Наконец, мы достигли реки. Животные вошли в воду довольно неохотно. Они никогда не купаются как следует и, вообще, боятся воды. Сбившись в груду, животные спотыкались и мешали друг другу, то и дело рискуя поскользнуться и попасть под лодки, спешившие им на помощь. Я выбрался одним из первых. С большим трудом удалось мне раздобыть несколько пригоршней муки для «Любимицы» и подкрепиться самому. Ночь я решил провести в Хите. Поздно вечером я успел как следует выкупаться в реке, затем притащил своей верблюдице связку свежей травы и завалился спать в грязной харчевне.

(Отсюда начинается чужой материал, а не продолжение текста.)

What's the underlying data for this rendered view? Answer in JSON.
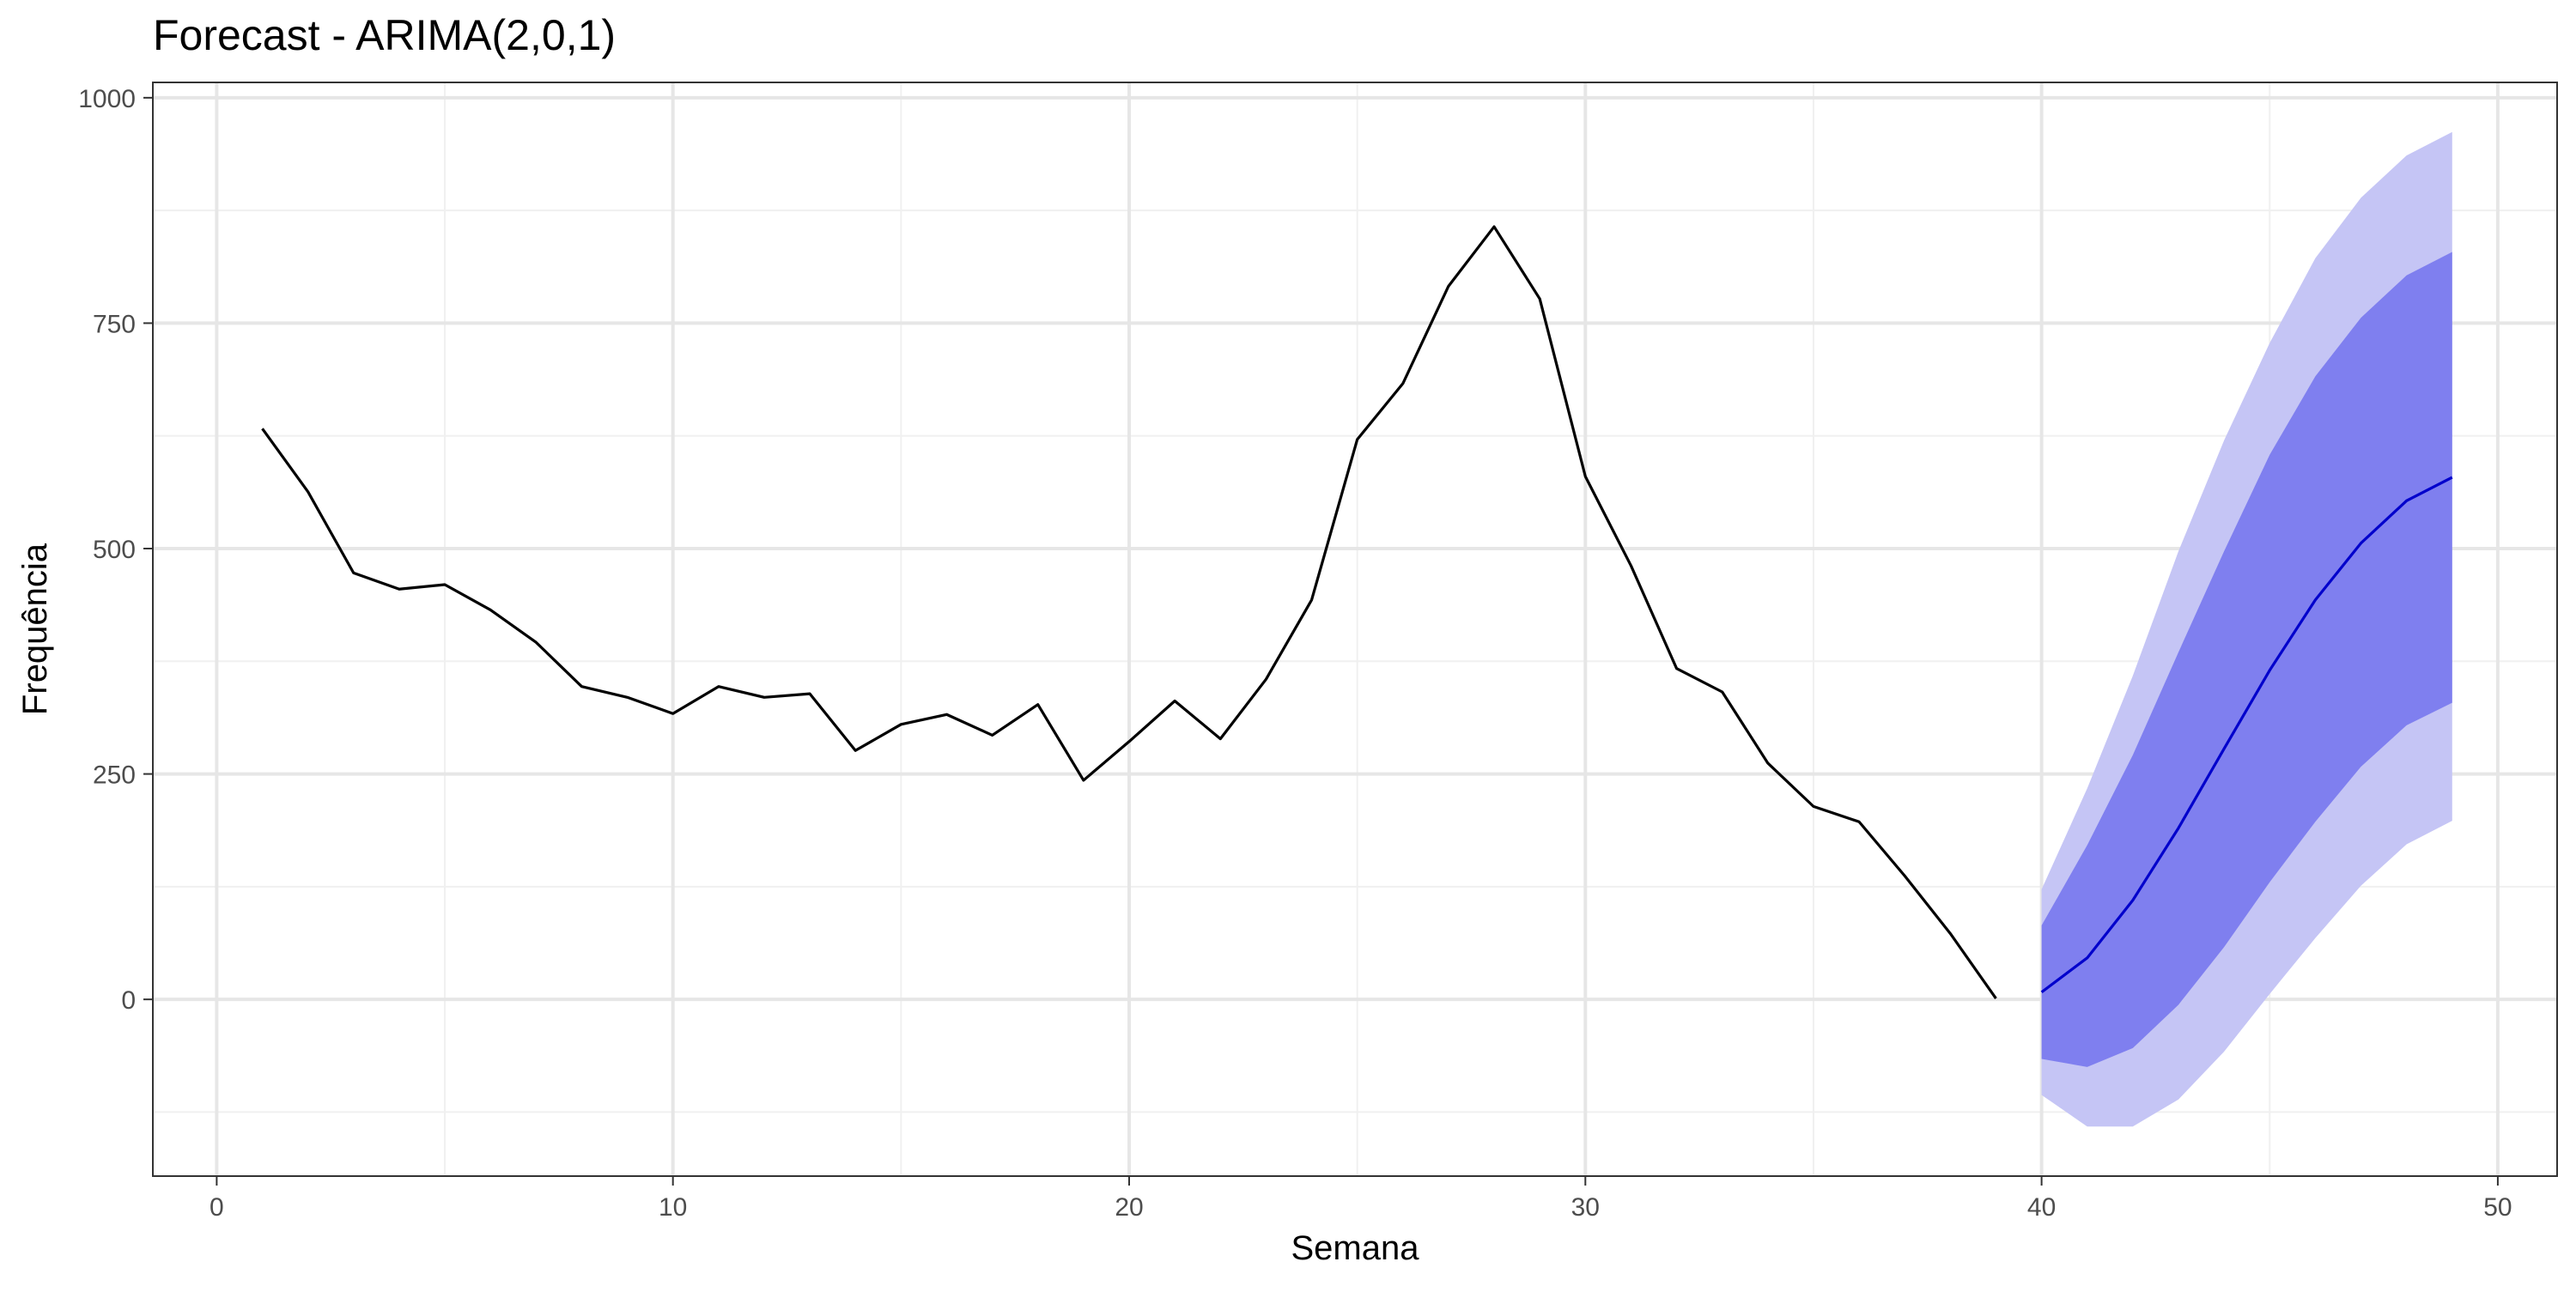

На следующий день, на восходе солнца, я выехал один и двинулся на север по дороге, для меня уже вполне ясной. К вечеру уже более трети всего пути было пройдено, и я остался на ночлег возле скудных порослей кустарника. В этой местности водилось много змей, а потому я сначала тщательно обшарил все вокруг, а потом залег спать, подкрепившись хлебом, овечьим сыром и финиками.

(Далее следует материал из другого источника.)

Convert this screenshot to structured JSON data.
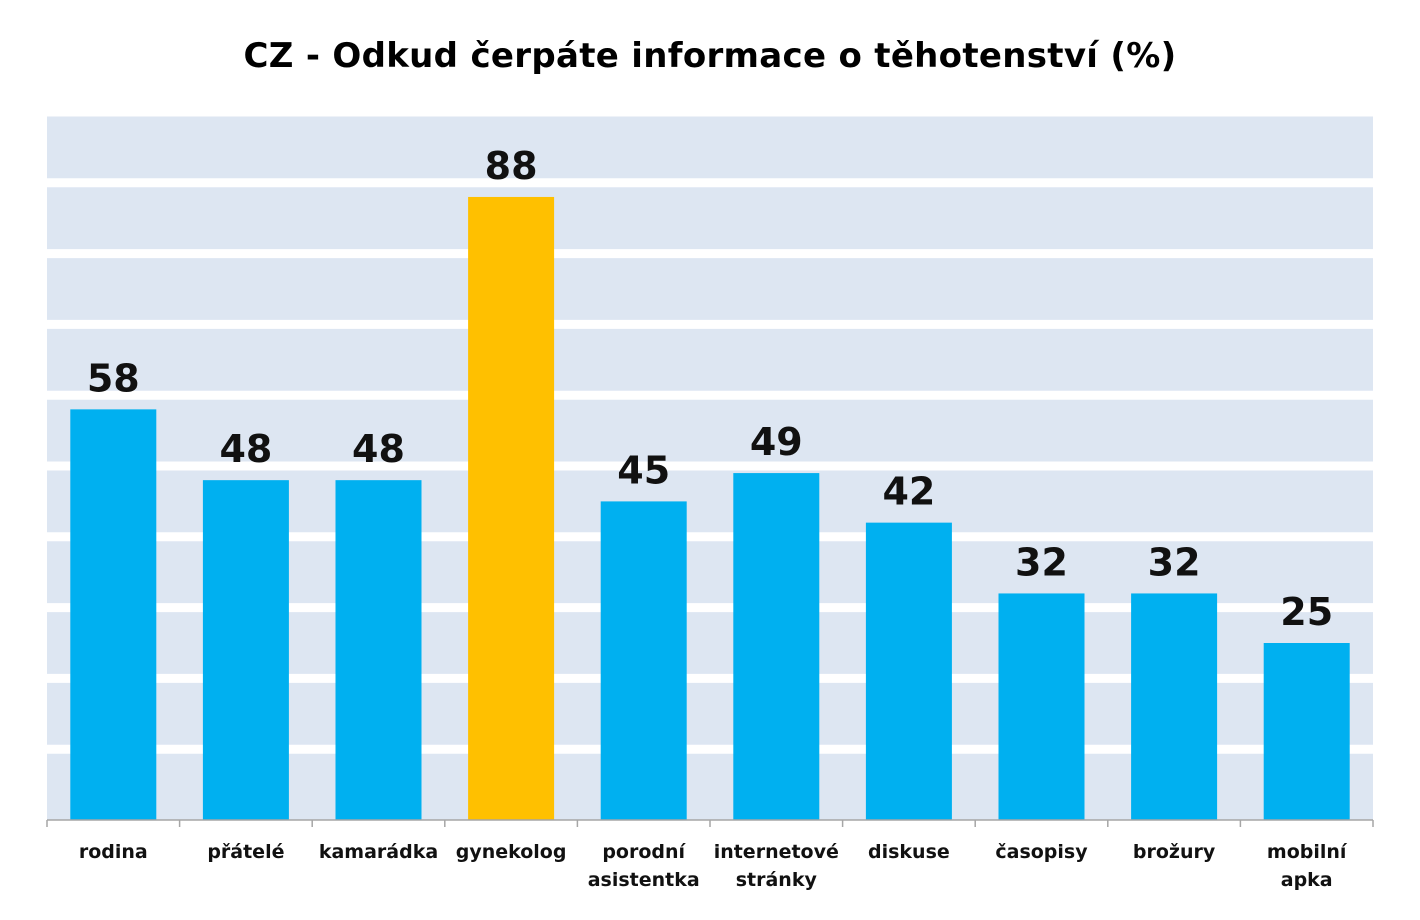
{
  "chart_data": {
    "type": "bar",
    "title": "CZ - Odkud čerpáte informace o těhotenství (%)",
    "xlabel": "",
    "ylabel": "",
    "categories": [
      [
        "rodina"
      ],
      [
        "přátelé"
      ],
      [
        "kamarádka"
      ],
      [
        "gynekolog"
      ],
      [
        "porodní",
        "asistentka"
      ],
      [
        "internetové",
        "stránky"
      ],
      [
        "diskuse"
      ],
      [
        "časopisy"
      ],
      [
        "brožury"
      ],
      [
        "mobilní",
        "apka"
      ]
    ],
    "values": [
      58,
      48,
      48,
      88,
      45,
      49,
      42,
      32,
      32,
      25
    ],
    "data_labels": [
      "58",
      "48",
      "48",
      "88",
      "45",
      "49",
      "42",
      "32",
      "32",
      "25"
    ],
    "highlight_index": 3,
    "ylim": [
      0,
      100
    ],
    "y_gridlines": [
      10,
      20,
      30,
      40,
      50,
      60,
      70,
      80,
      90,
      100
    ],
    "grid": true,
    "legend": "none",
    "colors": {
      "bar": "#00b0f0",
      "highlight": "#ffc000",
      "plot_band": "#dde6f2",
      "gridline": "#ffffff",
      "axis": "#a6a6a6",
      "text": "#111111"
    }
  }
}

На третий день я уже пробирался по пыльным, вонючим улицам Моссула. Я решил остановиться в самой лучшей гостинице города. Въехав на просторный двор, я, совершенно разбитый от усталости, с трудом слез с седла. Подошедший слуга забрал мои вьюки, и я поплелся за ним в номер «отеля», который оказался довольно грязной и почти пустой комнатой. Набросив овечью шкуру на железные перекладины лишенной матраца кровати, я бросился на нее сам и пролежал так до захода солнца. Потом с помощью слуги я основательно вымылся во дворе гостиницы, оделся и, задав корму «Любимице», снова завалился спать.
Мосул и огнепоклонники
Когда я проснулся, солнце уже стояло высоко. Я подобрал низко свисавшие рукава рубашки, облачился в куфтан, парадное платье, доходящее до лодыжек, на ноги натянул чулки, ярко-красные сапоги с небольшим выгибом впереди. На голову я надел красную феску. Огромный тюрбан из белой кисеи придал мне вид какого-нибудь знатного или ученого обитателя здешних мест. В таком наряде я отправился бродить по городу, которого, судя по всему, совершенно еще не коснулось веяние западной цивилизации. Улицы были узки и извилисты, а стоявшие по сторонам дома походили на каменные глыбы, покрытые пылью. У большинства домов на улицу выходил один только вход, закрытый массивной деревянной дверью. Часто на высоте около 4 метров в стене можно приметить еще небольшие отверстия, откуда выливались всякого рода нечистоты. Струйки жидкости сбегают по глухому фасаду, а внизу, поперек узенькой панели, тянется водосток, обрывающийся у мостовой. В нем неизменно барахтается бездомная собака, ищущая в этой вонючей грязи спасения от жгучих лучей солнца. С приближением прохожего она пугливо вскакивает и, с поджатым хвостом, трясется рысцой прочь. На высоких домах, малодоступных местах можно было заметить гнезда аистов, теперь уже опустевшие. Базар произвел на меня жалкое впечатление. Давно уже исчезли с рынка тонкие хлопчатобумажные ткани из так называемого муслина, от которых город получил свое наименование. Производство ковров свелось тоже к скудной рутине домашнего ремесла. Наряду с грубой дешевкой, удовлетворявшей повседневным потребностям местного городского и сельского населения, здесь можно было встретить старые вещи самого разнообразного происхождения. Этот товар, столь дешевый в Европе, здесь расценивался высоко.